Unless you’re the Duke of Edinburgh, most nonagenarians took the decision to retire decades earlier.
But being 94 years young hasn’t deterred one Fifer from starting a brand new chapter in a long and eventful life.
Kinghorn’s Nellie Phillips, known to many in the Forthside village as Auntie Nellie, has become a first time author just six years short of her centenary.
She has already sold 200 copies of her book, Auntie Nellie’s Memoirs, and has another print run of 100 on its way.
And that in turn has raised hundreds and hundreds of pounds for charities close to her heart, the Sick Children’s Hospital in Edinburgh, CHAS’s Rachel House and the Victoria hospice in Kirkcaldy.
The sale of the next 100 will go to the Save the Children charity.
The book is a collection of stories about Mrs Phillips’ “wonderful” family life in Fife, from her birth on February 29 onward.
“I was the youngest of seven children and they all had wonderful lives, I was part of a wonderful family,” she said.

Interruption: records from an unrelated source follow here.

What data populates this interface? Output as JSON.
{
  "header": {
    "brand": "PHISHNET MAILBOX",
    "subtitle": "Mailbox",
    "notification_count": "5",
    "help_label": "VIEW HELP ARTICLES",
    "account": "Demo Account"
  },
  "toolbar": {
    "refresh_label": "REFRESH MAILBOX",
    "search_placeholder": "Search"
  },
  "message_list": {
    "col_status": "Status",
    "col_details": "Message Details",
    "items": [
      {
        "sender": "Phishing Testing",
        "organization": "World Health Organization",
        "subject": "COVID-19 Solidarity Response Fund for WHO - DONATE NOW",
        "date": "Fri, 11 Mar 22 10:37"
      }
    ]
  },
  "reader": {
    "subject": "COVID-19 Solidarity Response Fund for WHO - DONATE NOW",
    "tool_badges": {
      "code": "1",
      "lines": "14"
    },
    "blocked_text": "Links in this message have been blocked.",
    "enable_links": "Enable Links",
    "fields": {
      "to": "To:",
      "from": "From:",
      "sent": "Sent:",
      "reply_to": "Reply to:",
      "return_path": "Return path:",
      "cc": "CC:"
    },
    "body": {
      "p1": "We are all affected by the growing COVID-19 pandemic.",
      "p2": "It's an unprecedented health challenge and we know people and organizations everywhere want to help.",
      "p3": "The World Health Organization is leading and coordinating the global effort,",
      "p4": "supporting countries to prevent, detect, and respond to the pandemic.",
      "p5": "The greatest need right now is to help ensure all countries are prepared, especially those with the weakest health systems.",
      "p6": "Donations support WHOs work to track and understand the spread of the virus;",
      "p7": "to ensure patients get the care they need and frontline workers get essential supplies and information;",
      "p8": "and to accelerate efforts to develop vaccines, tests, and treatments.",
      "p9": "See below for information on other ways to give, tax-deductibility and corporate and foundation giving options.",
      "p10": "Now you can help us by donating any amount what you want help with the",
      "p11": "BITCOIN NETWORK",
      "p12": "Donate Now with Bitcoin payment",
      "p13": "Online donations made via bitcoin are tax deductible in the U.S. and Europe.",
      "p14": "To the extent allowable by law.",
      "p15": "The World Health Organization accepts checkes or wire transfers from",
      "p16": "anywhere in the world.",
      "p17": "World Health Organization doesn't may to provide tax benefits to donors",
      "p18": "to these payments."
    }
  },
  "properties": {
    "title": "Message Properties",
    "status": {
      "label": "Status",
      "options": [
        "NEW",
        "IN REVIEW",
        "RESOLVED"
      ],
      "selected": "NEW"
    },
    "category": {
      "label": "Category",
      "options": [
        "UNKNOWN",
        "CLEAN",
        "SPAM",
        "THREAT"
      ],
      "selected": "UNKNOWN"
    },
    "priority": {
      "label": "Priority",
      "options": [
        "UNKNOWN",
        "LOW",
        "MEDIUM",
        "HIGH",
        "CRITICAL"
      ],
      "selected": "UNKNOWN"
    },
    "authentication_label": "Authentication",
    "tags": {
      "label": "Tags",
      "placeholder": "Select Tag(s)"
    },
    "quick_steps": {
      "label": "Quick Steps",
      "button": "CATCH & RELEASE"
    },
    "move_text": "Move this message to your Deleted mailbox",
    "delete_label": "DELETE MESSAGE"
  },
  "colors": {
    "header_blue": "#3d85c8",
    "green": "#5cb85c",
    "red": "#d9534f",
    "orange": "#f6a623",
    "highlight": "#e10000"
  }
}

As a youngster she lived in the country, while her father was manager of the tannery near Kinghorn Loch.
When she left school she worked a in chemist’s and the Co-op before training to be an aircraft mechanic when war broke out.
She worked her way up to become one of a small band of female aircraft inspection engineers at Donibristle, just along the coast from her Kinghorn home.
The book also chronicles her happy life with her husband and their children.
“I am a very lucky woman,” said Mrs Phillips, who has stayed in Kinghorn all her life.
The idea for the book came about as the pensioner had always written, to commit the stories of her life to paper.
And as a dedicated supporter of raising funds for charity, the book fulfils two of her passions.
On Friday Mrs Phillips visited Rachel House in Kinross to hand over proceeds to CHAS.